|
José Carlos Arevalo
directeur de la revue 6 toros 6
avec l'aimable participation de
Robert Margé |
JOSÉ CARLOS AREVALO
11 octobre 2007)
"J’ai connu Michel Leiris dans les années 50. J’habitais Montparnasse et avais fait connaissance d’un éditeur qui avait réalisée une édition de Miroirs de la Tauromachie. Le livre m’a bouleversé. J’ai tous les livres de Michel Leiris dédicacés, sauf un que m’a volé un ami. J’ai beaucoup parlé de tauromachie avec Michel Leiris, il était déconcertant car il parlait de la tauromachie des années 20. Nous avons aussi parlé de la Serrana de la Vera qui le fascinait, une femme qui aimait les hommes puis les tuait.
Je crois que nous avons vecu une saison qui a changé la tauromachie, comme la saison 1912 avec l’apparition de Belmonte / Joselito. La saison 2007 met le toreo au 21ème siècle.
Quatre points
1) Nous avons une génération de toréros jeunes en état de maturité technique et esthétique : Manzanares, Perera, Castella et Talavante. Ils ont une façon d’exprimer le toréo formellement définie. Ce sont les fils de la tauromachie de José Tomás et El Julí. Ponce et Joselito sont des toréros du 20ème siècle, des toréros des années 90.

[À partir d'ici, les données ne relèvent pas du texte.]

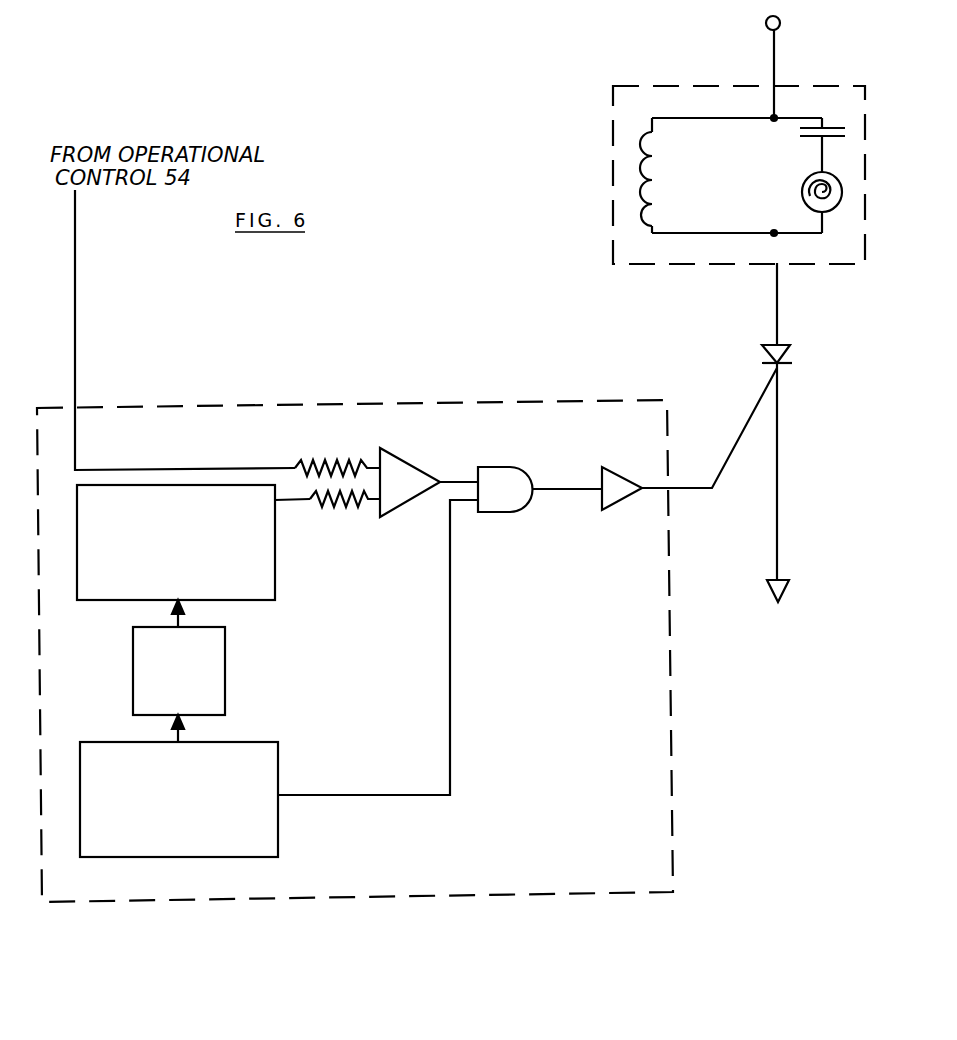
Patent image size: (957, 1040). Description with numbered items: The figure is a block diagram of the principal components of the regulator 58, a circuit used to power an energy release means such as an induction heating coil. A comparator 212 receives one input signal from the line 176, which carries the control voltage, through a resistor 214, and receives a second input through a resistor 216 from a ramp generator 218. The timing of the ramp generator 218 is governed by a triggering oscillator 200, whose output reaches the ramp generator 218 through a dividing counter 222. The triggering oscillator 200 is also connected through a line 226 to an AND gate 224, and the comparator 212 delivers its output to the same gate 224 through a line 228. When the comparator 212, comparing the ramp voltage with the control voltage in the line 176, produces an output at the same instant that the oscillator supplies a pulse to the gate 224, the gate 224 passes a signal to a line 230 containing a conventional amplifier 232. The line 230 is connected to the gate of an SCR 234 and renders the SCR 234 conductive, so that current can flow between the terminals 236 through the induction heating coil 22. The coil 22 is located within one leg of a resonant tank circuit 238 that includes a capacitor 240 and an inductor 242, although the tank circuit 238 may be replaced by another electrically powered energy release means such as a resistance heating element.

The induction heating coil 22 is at (842, 192).
The regulator 58 is at (189, 407).
The line 176 is at (75, 320).
The triggering oscillator 200 is at (278, 835).
The comparator 212 is at (410, 456).
The resistor 214 is at (310, 465).
The resistor 216 is at (318, 512).
The ramp generator 218 is at (275, 560).
The dividing counter 222 is at (133, 680).
The AND gate 224 is at (515, 512).
The line 226 is at (408, 795).
The line 228 is at (468, 478).
The line 230 is at (556, 486).
The amplifier 232 is at (622, 508).
The SCR 234 is at (761, 373).
The terminals 236 is at (781, 20).
The resonant tank circuit 238 is at (613, 228).
The capacitor 240 is at (807, 140).
The inductor 242 is at (665, 178).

José Tomás et El Julí sont différents d’un point de vue esthétique, mais pas d’un point de vue technique. Ils ont recueilli tout le toréo du 20ème siècle, depuis Joselito jusqu’à aujourd’hui. Ils ont été formés au Mexique et ont incorporé la tauromachie mexicaine, ce qui est important du point de vue de la cape. Ainsi José Tomás a fait des caleserinas à Barcelone.
El Julí a commencé par exprimer toute la variété du toréo : c’est un toréro d’anthologie.

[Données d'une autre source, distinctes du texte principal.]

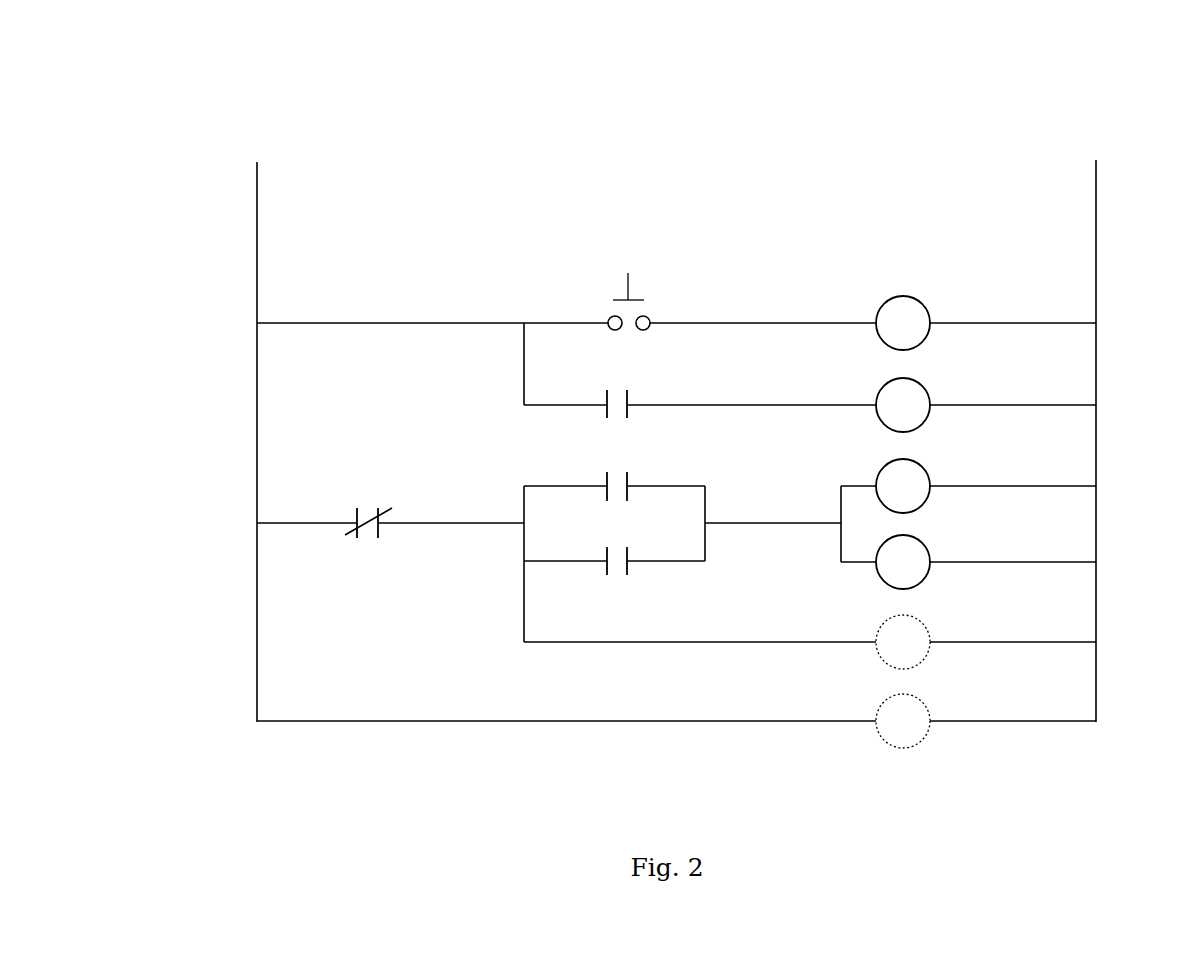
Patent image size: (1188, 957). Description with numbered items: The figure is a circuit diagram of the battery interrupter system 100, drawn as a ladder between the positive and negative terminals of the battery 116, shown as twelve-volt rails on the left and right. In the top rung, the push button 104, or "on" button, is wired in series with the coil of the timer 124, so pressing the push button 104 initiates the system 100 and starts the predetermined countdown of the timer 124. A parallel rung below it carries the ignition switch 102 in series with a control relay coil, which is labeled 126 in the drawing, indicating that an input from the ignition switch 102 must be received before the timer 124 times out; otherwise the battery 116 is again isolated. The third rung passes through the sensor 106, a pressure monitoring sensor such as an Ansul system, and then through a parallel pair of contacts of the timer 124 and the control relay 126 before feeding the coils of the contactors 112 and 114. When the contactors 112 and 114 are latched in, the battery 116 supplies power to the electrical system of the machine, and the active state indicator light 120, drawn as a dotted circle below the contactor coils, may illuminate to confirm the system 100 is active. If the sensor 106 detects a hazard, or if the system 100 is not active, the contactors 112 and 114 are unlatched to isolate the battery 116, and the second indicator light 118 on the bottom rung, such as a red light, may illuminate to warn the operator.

The battery interrupter system 100 is at (210, 106).
The battery 116 is at (273, 134).
The push button 104 is at (628, 244).
The timer 124 is at (910, 297).
The control relay CR1 126 is at (925, 384).
The ignition switch 102 is at (645, 377).
The sensor 106 is at (362, 505).
The contactor 112 is at (925, 467).
The contactor 114 is at (925, 543).
The indicator light 120 is at (928, 628).
The second indicator light 118 is at (927, 706).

José Tomás est un toréro syncrétique qui a agglutiné toutes les expressions techniques pour leur donner une nouvelle forme. Il présente le leurre, laisse la charge s’écraser dedans et conduit le taureau, c’est plus imparfait mais avec une vérité.

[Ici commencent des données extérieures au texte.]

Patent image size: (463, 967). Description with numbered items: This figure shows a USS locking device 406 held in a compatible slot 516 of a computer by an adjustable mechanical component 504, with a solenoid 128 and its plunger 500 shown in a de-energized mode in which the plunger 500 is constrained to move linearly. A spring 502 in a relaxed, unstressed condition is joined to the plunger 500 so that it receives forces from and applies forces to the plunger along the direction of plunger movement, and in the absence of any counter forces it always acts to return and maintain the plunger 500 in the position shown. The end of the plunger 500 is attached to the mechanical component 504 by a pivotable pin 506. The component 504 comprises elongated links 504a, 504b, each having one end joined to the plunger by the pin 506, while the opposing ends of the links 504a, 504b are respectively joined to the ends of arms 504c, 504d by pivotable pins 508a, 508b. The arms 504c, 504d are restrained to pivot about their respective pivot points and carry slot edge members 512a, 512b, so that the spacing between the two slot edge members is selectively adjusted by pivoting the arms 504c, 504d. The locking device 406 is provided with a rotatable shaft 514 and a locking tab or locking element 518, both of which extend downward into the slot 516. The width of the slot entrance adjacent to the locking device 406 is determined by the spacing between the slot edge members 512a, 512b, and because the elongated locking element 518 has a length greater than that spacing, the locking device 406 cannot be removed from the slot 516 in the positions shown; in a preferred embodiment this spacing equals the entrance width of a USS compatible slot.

A un moment, El Julí a compris qu’il devait limiter sa variété, en reduisant le nombre des suertes qu’il pratiquait. Il a pris la solution technique de José Tomás : emplacement, présentation des leurres en fonction du regard du taureau, utilisation fragmentaire des leurres. Ils arivent à obtenir des taureaux des prestations inouïes, miraculeuses.
Ces toréros ont formé la facon de toréer des toréros plus jeunes : Castella par acceptation, Talavante par mimetisme et Perera d’une manière hybride.
Ils utilisent une partie de la muleta pour le cite, mais toréent ensuite avec toute la muleta. Il ont pris conscience que l’on torée le regard du taureau, ce que les anciens appelaient “toréer dedans le taureau”. A partir de positions impossibles, de grand danger, le taureau est reçu avec une precision technique nouvelle (Même Ojeda, qui a commencé cette histoire, utilisait tout le leurre) et ils ont développé cette technique d’une façon extrême.
Perera a un besoin d’indépendance maladif. Il a renvoyé son apodérado -le gestionnaire de Madrid !- et en a été puni. Il a fallu la chute de Cayetano pour qu’il provoque de l’intérêt. Cayetano est l’héritier d’une marque ancienne qui a un siècle et il allie une grande expression artistique à une extrême pauvreté technique.
Castella a eu toute la saison des problèmes psychologiques qui l’ont empêché de tuer, ce qui a nui à la clarté de sa saison.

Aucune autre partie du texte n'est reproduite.